AT&T is my home telephone provider. I switched from MCI WorldCom (remember Bernie Ebbers now incarcerated for fraud and conspiracy) because MCI couldn’t understand that they needed to come to my newly constructed home to actually connect the phone wires from the outside of the house to the inside switch box. You don’t want me to start that rant. Let’s just say I will never be a customer of MCI or whatever they’re called, ever, ever again. Not in this or any future life!
Back to the post.
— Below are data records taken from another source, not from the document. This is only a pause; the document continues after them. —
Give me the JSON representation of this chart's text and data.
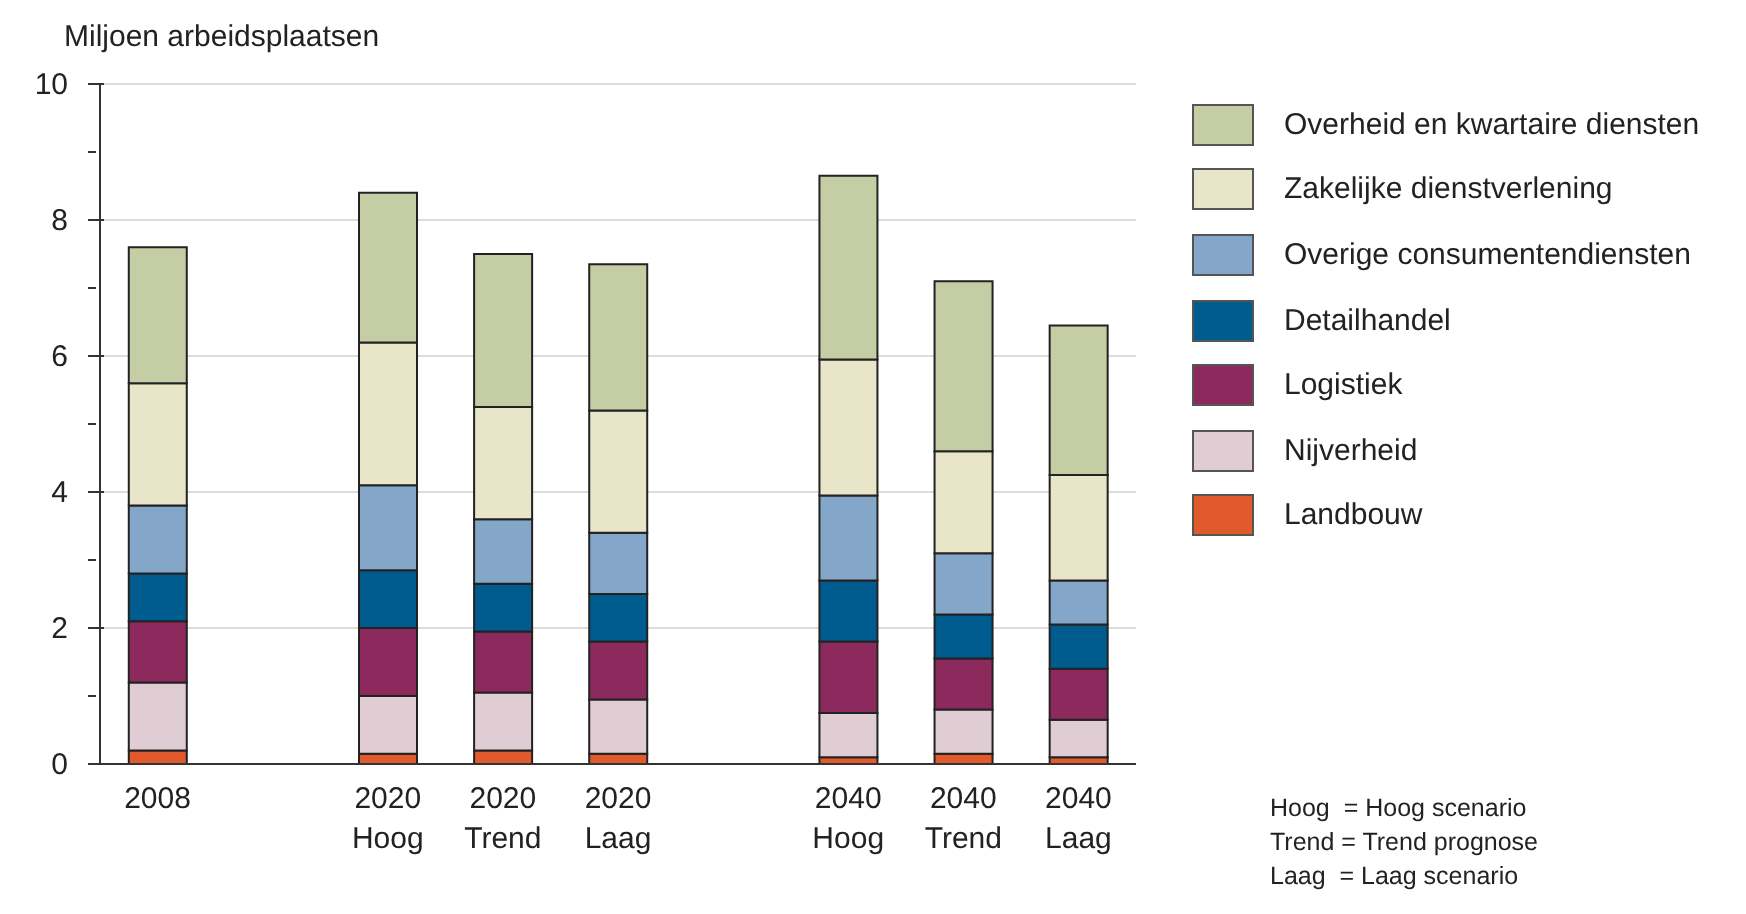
{
  "chart_data": {
    "type": "bar",
    "stacked": true,
    "ylabel": "Miljoen arbeidsplaatsen",
    "categories": [
      "2008",
      null,
      "2020\nHoog",
      "2020\nTrend",
      "2020\nLaag",
      null,
      "2040\nHoog",
      "2040\nTrend",
      "2040\nLaag"
    ],
    "series": [
      {
        "name": "Landbouw",
        "color": "#e05a2c",
        "values": [
          0.2,
          null,
          0.15,
          0.2,
          0.15,
          null,
          0.1,
          0.15,
          0.1
        ]
      },
      {
        "name": "Nijverheid",
        "color": "#e0ccd3",
        "values": [
          1.0,
          null,
          0.85,
          0.85,
          0.8,
          null,
          0.65,
          0.65,
          0.55
        ]
      },
      {
        "name": "Logistiek",
        "color": "#8c2a5e",
        "values": [
          0.9,
          null,
          1.0,
          0.9,
          0.85,
          null,
          1.05,
          0.75,
          0.75
        ]
      },
      {
        "name": "Detailhandel",
        "color": "#005b8f",
        "values": [
          0.7,
          null,
          0.85,
          0.7,
          0.7,
          null,
          0.9,
          0.65,
          0.65
        ]
      },
      {
        "name": "Overige consumentendiensten",
        "color": "#84a6c8",
        "values": [
          1.0,
          null,
          1.25,
          0.95,
          0.9,
          null,
          1.25,
          0.9,
          0.65
        ]
      },
      {
        "name": "Zakelijke dienstverlening",
        "color": "#e8e5c8",
        "values": [
          1.8,
          null,
          2.1,
          1.65,
          1.8,
          null,
          2.0,
          1.5,
          1.55
        ]
      },
      {
        "name": "Overheid en kwartaire diensten",
        "color": "#c5cda5",
        "values": [
          2.0,
          null,
          2.2,
          2.25,
          2.15,
          null,
          2.7,
          2.5,
          2.2
        ]
      }
    ],
    "ylim": [
      0,
      10
    ],
    "yticks": [
      0,
      {
        "value": 1,
        "label": null
      },
      2,
      {
        "value": 3,
        "label": null
      },
      4,
      {
        "value": 5,
        "label": null
      },
      6,
      {
        "value": 7,
        "label": null
      },
      8,
      {
        "value": 9,
        "label": null
      },
      10
    ],
    "grid": "y",
    "legend": "right",
    "annotations": [
      "Hoog  = Hoog scenario",
      "Trend = Trend prognose",
      "Laag  = Laag scenario"
    ]
  }
}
My credit card was re-issued with a new number so I needed to log onto the AT&T site and update my payment details. Hadn’t been there in a while because I am enrolled in auto payment and turned off my paper statement. The less I think about my phone company the happier I am.
I typed in att.com and was taken to the home page. When I clicked on My Account I landed here.
Perfectly attractive page at first glance, but the Cingular acquisition has added complexity. Three places to register, login or get support. Pretty well designed and labeled except for U-verse. What’s U-verse, another planet? In short order I found the home phone section, clicked login, and entered my credentials. So far so good. Since I last logged in they added two factor authentication to the site. Two factor is a federal regulation for some industries and others have adopted it as another layer of protection. It often takes the form of question and answer, knowable only by you. Turns out that when users set them up, they are so secret they can’t even answer them.
AT&T is a case study in why they can’t be answered. Here are the questions offered to me in the drop downs.
First and foremost best practice site designers need to follow in selecting these questions is the answer should never change over time. Your father’s middle name will always be the same, and very easy to remember, but what country you would like to visit can shift over time. Almost none of their questions pass this test.
This means returning users will have a much higher likelihood of failing to answer the questions correctly, become frustrated and call customer service. The exact opposite result that AT&T and the customer desires. Using personas and goal-directed design techniques would reveal that a meaningful amount of time will pass between logins. Don’t expect users to remember details that they rarely think about. It’s not a test. Back to the drawing board.